Matières blanche

« A l’heure où l’on scrute les âmes et les yeux,
Heure des sommets dénudés,
Ce sont les écluses béantes du sang –
Écluses béantes de la nuit !
Gicle le sang, comme le fait la nuit,
Gicle le sang comme le ferait du sang,
Gicle la nuit. (C’est l’heure des sommets d’ouïe, l’heure où le monde pénètre oreilles et yeux !)
Rideau arraché du visible !
Accalmie évidente du temps,
Heure où l’oreille bée comme une paupière,
Nous ne pesons, ni respirons, nous écoutons :
Heure où le monde entier est devenu,
Le pavillon d’une oreille buvant les sons,
Par son pavillon. On entre dans les âmes –
Comme happé, à pleines mains !

12 mai 1923. »

Marina Tsvetaeva, « La nuit » » in « Poèmes de maturité II, (1921-1941) », p.189, traduit du russe, préfacé et annoté par Véronique Lossky, Éditions des Syrtes, 2025.

Kasimir S. Malevitch, « Tête de paysan », vers 1930, Musée Russe, St Pétersbourg.

Dépression du milieu vivant – Angoisse du vide et conquête de l’abstrait

Le temps vivant s’est arrêté, rien ne se passe plus, il fait si froid,
le vide immense a grandit dans la chambre, tout est devenu inerte,
la blancheur progresse peu à peu ; le coton, l’oubli et le néant,
qui recouvrent tous les objets, perdus, morts, si lointains,
les gestes devenus insensés, absurdes sans vecteurs, sans traces,
les contacts au réel ont été perdus, retirés, comme déprogrammés,
il reste l’aplat fixe d’une dimension exsangue, spectrale, fantomatique qui ralentit nos gestes, refuse les visages, vide de sens nos intentions et rend toutes choses physiques sans promesses, sans retours et sans appels …

Les mots et les phrases n’agissent plus, ne servent plus à rien,
dans la chambre vide, demeure Rien et le spectre Nihil,
la force de l’organe cerveau qui percute en lui-même,
mais n’atteint Rien à l’extérieur ; ni sens, ni vitalité, ni référence,
et le fou dans la chambre vide dit n’importe quoi,
il ne fait pas sens ; il délire, souffre et supplie ;
son panorama cognitif, affectif est blanc et vide, il n’exprime rien ; rien de sensé pour nous, il exerce sa compétence innée de langage, ses modules d’exécution, d’encodage, et se replie hors du monde des conventions, de la société et de l’usage …

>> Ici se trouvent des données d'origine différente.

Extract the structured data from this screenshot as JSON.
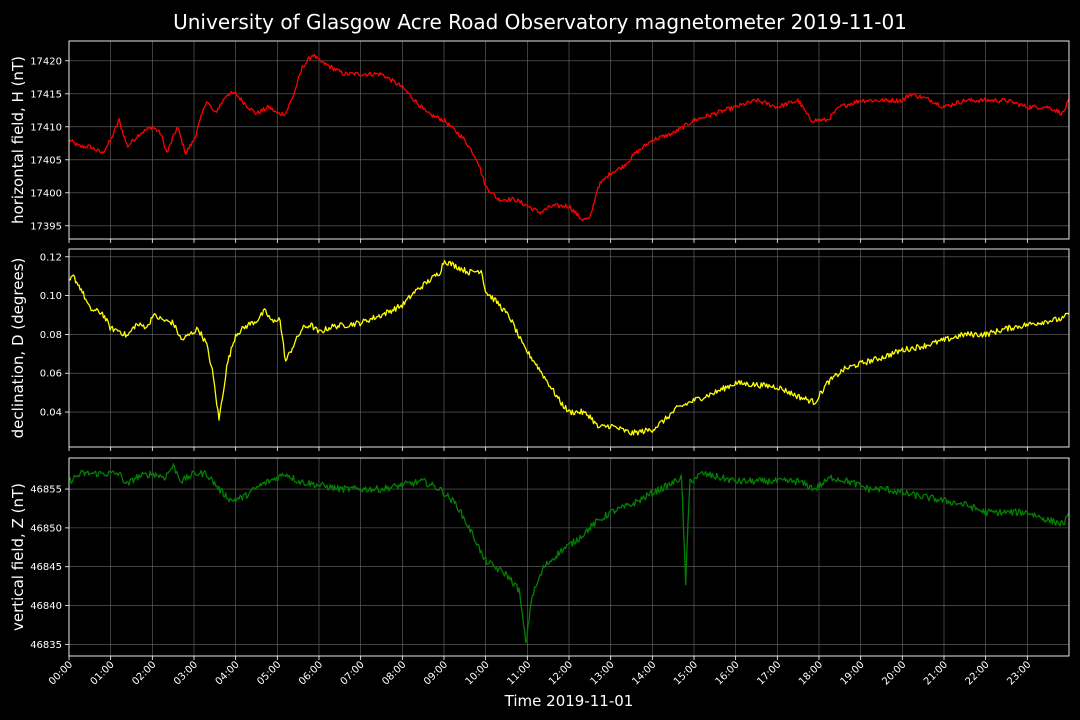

Dans la chambre vide est montrée toujours la dimension blanche,
quand essayer de toucher un objet, une fonction, une intention par des mots devient difficile, l’espèce d’espace cotonneux, étouffé ; une autre voix étrange et singulière,
qui parle par devers soi, dans un calcul de signes, inerte et mort, avec l’aide des opérations de signes mots, des phrase muettes, enterrées, à l’intérieur de la boîte noire et des restes débiles, sans usages, que faire mon dieu, contre les promoteurs de la compétence innée, des encodages symboliques, de la force interne, bio dramatique,
que faire contre les mathématiques du néant ; la politique des traces et de la preuve …

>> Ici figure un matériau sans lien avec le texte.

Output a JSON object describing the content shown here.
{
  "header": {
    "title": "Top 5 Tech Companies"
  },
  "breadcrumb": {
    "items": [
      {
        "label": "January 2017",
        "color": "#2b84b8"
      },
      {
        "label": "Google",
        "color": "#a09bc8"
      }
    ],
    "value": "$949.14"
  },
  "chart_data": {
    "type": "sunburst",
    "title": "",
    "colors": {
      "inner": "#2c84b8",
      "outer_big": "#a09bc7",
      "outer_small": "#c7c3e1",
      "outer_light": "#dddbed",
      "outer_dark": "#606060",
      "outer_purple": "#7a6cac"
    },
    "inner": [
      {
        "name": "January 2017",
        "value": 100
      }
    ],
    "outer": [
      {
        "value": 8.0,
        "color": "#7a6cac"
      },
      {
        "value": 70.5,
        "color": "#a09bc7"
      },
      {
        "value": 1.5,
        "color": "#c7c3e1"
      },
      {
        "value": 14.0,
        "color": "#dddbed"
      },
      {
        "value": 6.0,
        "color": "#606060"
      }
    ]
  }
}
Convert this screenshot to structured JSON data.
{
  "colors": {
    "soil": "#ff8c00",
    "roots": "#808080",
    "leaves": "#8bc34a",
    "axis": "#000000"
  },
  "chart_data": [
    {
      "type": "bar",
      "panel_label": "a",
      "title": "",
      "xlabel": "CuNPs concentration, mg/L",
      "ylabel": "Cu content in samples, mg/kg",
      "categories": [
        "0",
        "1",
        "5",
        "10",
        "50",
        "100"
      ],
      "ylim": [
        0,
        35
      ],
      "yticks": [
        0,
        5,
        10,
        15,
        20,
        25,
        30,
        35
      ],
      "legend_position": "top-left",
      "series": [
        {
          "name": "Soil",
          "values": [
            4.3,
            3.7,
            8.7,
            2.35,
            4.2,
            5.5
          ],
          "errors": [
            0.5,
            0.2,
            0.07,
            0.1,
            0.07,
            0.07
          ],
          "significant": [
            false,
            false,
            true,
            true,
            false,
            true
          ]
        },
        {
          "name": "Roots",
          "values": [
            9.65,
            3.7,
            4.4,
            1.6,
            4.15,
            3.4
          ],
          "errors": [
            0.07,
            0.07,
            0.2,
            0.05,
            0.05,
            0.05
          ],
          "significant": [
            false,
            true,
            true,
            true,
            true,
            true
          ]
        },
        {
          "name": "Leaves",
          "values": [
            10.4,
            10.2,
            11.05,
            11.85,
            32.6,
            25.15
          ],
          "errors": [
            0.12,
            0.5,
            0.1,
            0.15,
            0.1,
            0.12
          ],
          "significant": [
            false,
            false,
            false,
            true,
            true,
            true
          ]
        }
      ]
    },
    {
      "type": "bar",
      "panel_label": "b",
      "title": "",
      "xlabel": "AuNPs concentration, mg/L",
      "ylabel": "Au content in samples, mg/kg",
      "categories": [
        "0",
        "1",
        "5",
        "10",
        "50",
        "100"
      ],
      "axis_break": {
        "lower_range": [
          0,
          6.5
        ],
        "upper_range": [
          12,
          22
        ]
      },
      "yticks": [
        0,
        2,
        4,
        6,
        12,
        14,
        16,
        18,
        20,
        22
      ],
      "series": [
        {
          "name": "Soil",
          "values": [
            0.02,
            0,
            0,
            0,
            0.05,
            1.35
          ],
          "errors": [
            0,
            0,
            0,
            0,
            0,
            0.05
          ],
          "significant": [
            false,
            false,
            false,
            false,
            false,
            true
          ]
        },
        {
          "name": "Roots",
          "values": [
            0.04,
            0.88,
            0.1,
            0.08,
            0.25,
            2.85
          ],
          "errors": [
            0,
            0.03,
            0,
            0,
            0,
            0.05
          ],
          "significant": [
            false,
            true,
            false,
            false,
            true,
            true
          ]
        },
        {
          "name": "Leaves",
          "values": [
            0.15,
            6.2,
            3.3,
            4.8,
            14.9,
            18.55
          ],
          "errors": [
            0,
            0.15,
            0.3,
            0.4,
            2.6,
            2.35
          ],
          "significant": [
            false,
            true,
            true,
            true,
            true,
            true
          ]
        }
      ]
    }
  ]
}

Et quand je veux sortir de la mémoire silence et de la vie blanche,
avec le monarque et le fou isolés et leur langage enfermé par la chambre vide, je vois leurs corps et leurs âmes, sans gestes ; ces paroles inutiles, sans interactions, et ces mots de l’âme demeurent en arrière comme des déchets, des cellules figées ; ils ne font référence à rien, ne donnent rien, ne transmettent rien …
Aucun usage, aucun paradigme, aucune force de transformation du monde …
Et si la vie a finalement le pouvoir de nier la négation ;
cette négation vitale, sociale, historique ; le refus de l’existence des vivants ; tout langage vivant est déjà le résultat d’un programme artificiel …

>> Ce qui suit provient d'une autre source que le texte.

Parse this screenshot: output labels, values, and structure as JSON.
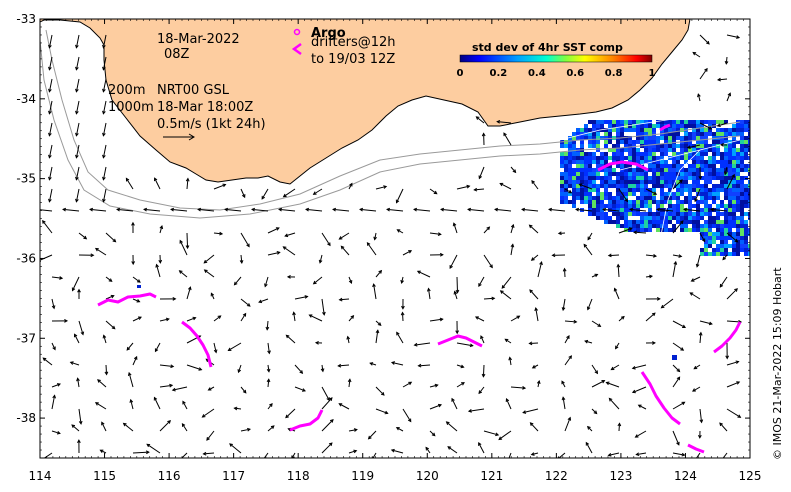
{
  "map": {
    "x_ticks": [
      114,
      115,
      116,
      117,
      118,
      119,
      120,
      121,
      122,
      123,
      124,
      125
    ],
    "y_ticks": [
      -33,
      -34,
      -35,
      -36,
      -37,
      -38
    ],
    "lon_range": [
      114,
      125
    ],
    "lat_range": [
      -38.5,
      -33
    ],
    "colors": {
      "land": "#fdcda0",
      "coast": "#000000",
      "isobath": "#9a9a9a",
      "drifter": "#ff00ff",
      "arrow": "#000000"
    }
  },
  "annotations": {
    "date_line1": "18-Mar-2022",
    "date_line2": "08Z",
    "depth_line1": "200m",
    "depth_line1b": "NRT00 GSL",
    "depth_line2": "1000m",
    "depth_line2b": "18-Mar 18:00Z",
    "scale_label": "0.5m/s (1kt 24h)"
  },
  "legend": {
    "argo_label": "Argo",
    "argo_marker": "o",
    "drifter_line1": "drifters@12h",
    "drifter_line2": "to 19/03 12Z",
    "drifter_marker": "<"
  },
  "colorbar": {
    "title": "std dev of 4hr SST comp",
    "ticks": [
      "0",
      "0.2",
      "0.4",
      "0.6",
      "0.8",
      "1"
    ],
    "colors": [
      "#000080",
      "#0000ff",
      "#00a0ff",
      "#00ffd0",
      "#80ff40",
      "#ffff00",
      "#ff8000",
      "#ff0000",
      "#800000"
    ]
  },
  "credit": "© IMOS 21-Mar-2022 15:09 Hobart"
}
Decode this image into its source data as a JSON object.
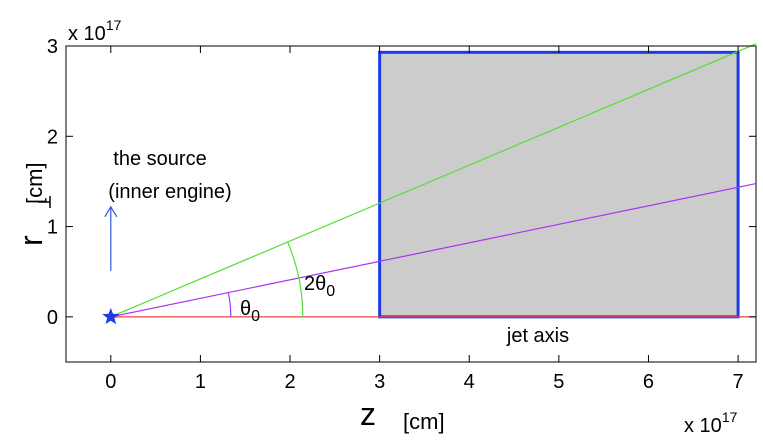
{
  "chart_data": {
    "type": "diagram",
    "xlabel": "z",
    "xunit": "[cm]",
    "ylabel": "r",
    "yunit": "[cm]",
    "x_scale_label": {
      "base": "x 10",
      "power": "17"
    },
    "y_scale_label": {
      "base": "x 10",
      "power": "17"
    },
    "xlim": [
      -0.5,
      7.2
    ],
    "ylim": [
      -0.5,
      3
    ],
    "x_ticks": [
      "0",
      "1",
      "2",
      "3",
      "4",
      "5",
      "6",
      "7"
    ],
    "y_ticks": [
      "0",
      "1",
      "2",
      "3"
    ],
    "source_label_line1": "the source",
    "source_label_line2": "(inner engine)",
    "source_point": {
      "x": 0,
      "y": 0
    },
    "jet_axis_label": "jet axis",
    "region": {
      "x": [
        3,
        7
      ],
      "y": [
        0,
        2.93
      ]
    },
    "lines": [
      {
        "slope": 0.42
      },
      {
        "slope": 0.205
      },
      {
        "slope": 0
      }
    ],
    "angle_labels": {
      "theta": "θ",
      "theta_sub": "0",
      "two_theta": "2θ",
      "two_theta_sub": "0"
    },
    "colors": {
      "green": "#55dd33",
      "purple": "#aa33ee",
      "red": "#ee4444",
      "blue": "#1f3be6",
      "region_fill": "#cccccc",
      "arrow": "#3355dd"
    }
  }
}
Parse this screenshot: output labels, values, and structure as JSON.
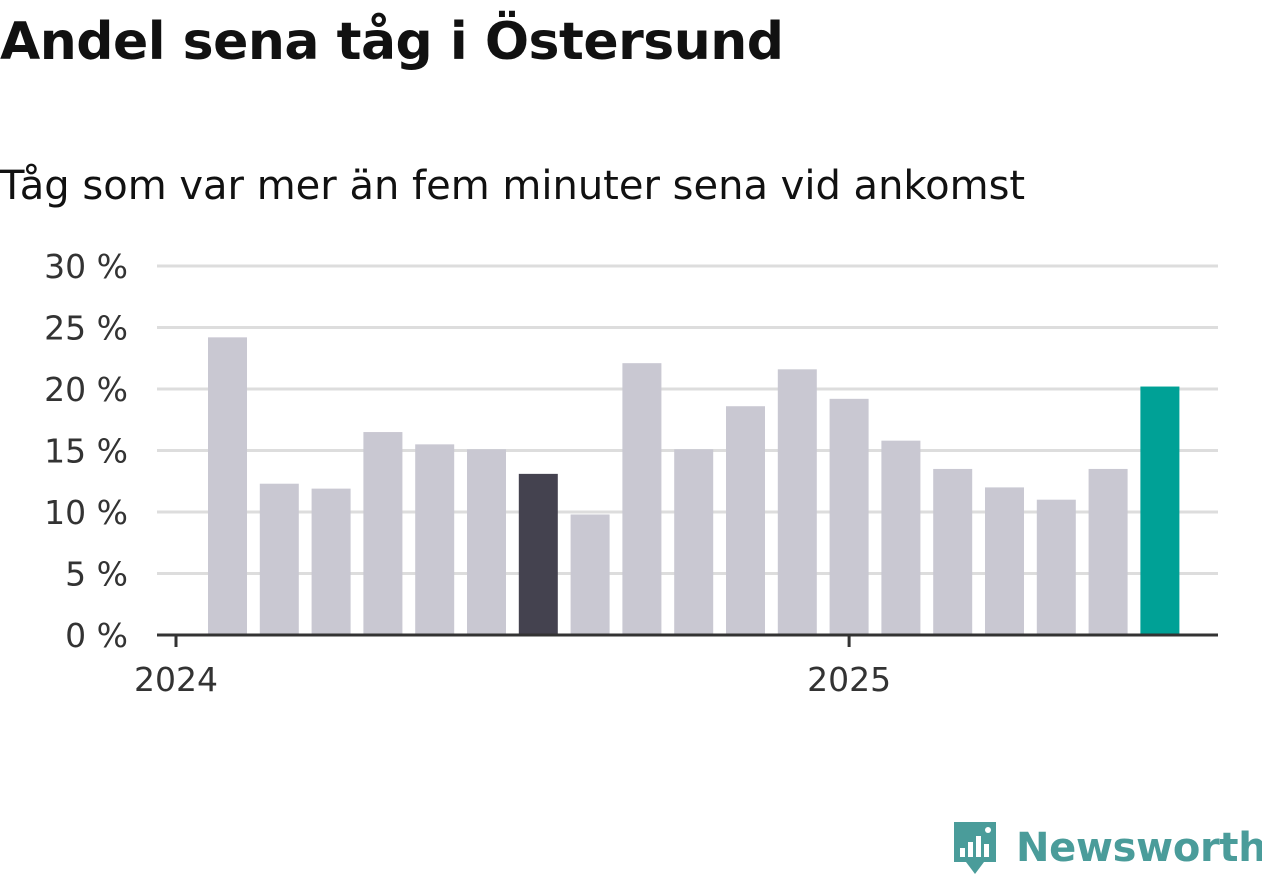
{
  "header": {
    "title": "Andel sena tåg i Östersund",
    "subtitle": "Tåg som var mer än fem minuter sena vid ankomst"
  },
  "logo": {
    "text": "Newsworthy",
    "icon": "newsworthy-bar-chart-icon"
  },
  "colors": {
    "bar_default": "#c9c8d2",
    "bar_highlight_dark": "#44424f",
    "bar_highlight_current": "#00a196",
    "grid": "#dddddd",
    "axis": "#333333",
    "brand": "#4a9c9a"
  },
  "chart_data": {
    "type": "bar",
    "title": "Andel sena tåg i Östersund",
    "subtitle": "Tåg som var mer än fem minuter sena vid ankomst",
    "xlabel": "",
    "ylabel": "",
    "unit": "%",
    "ylim": [
      0,
      30
    ],
    "yticks": [
      0,
      5,
      10,
      15,
      20,
      25,
      30
    ],
    "ytick_labels": [
      "0 %",
      "5 %",
      "10 %",
      "15 %",
      "20 %",
      "25 %",
      "30 %"
    ],
    "x_tick_labels": [
      {
        "label": "2024",
        "at_bar_index": 0
      },
      {
        "label": "2025",
        "at_bar_index": 12
      }
    ],
    "grid": true,
    "legend": "none",
    "values": [
      24.2,
      12.3,
      11.9,
      16.5,
      15.5,
      15.1,
      13.1,
      9.8,
      22.1,
      15.1,
      18.6,
      21.6,
      19.2,
      15.8,
      13.5,
      12.0,
      11.0,
      13.5,
      20.2
    ],
    "highlights": [
      {
        "index": 6,
        "color": "#44424f"
      },
      {
        "index": 18,
        "color": "#00a196"
      }
    ]
  }
}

C’est seulement là, un programme de preuves, de permissions, et de traces, et la vie sociale niée, les langages en souffrances n’agissent plus, ils reflètent l’image du miroir conformant et stupide des automates, l’espèce de traductions des actes, autorisées par ce monde affreux, vain, inutile … Ah combien de refus nous devrons émettre, sentir et décider contre les neurales-machines, afin de préserver les usages historiques pourvus de sens des mots et des phrases, en sortant de l’exploitation d’une compétence innée, d’une force organique, faisant place et droits, enfin à la créativité de l’agir et des contextes sociaux. Vivre hors des chambres vides, des machines de tri, des blancheurs spectrales ; redevenir humain.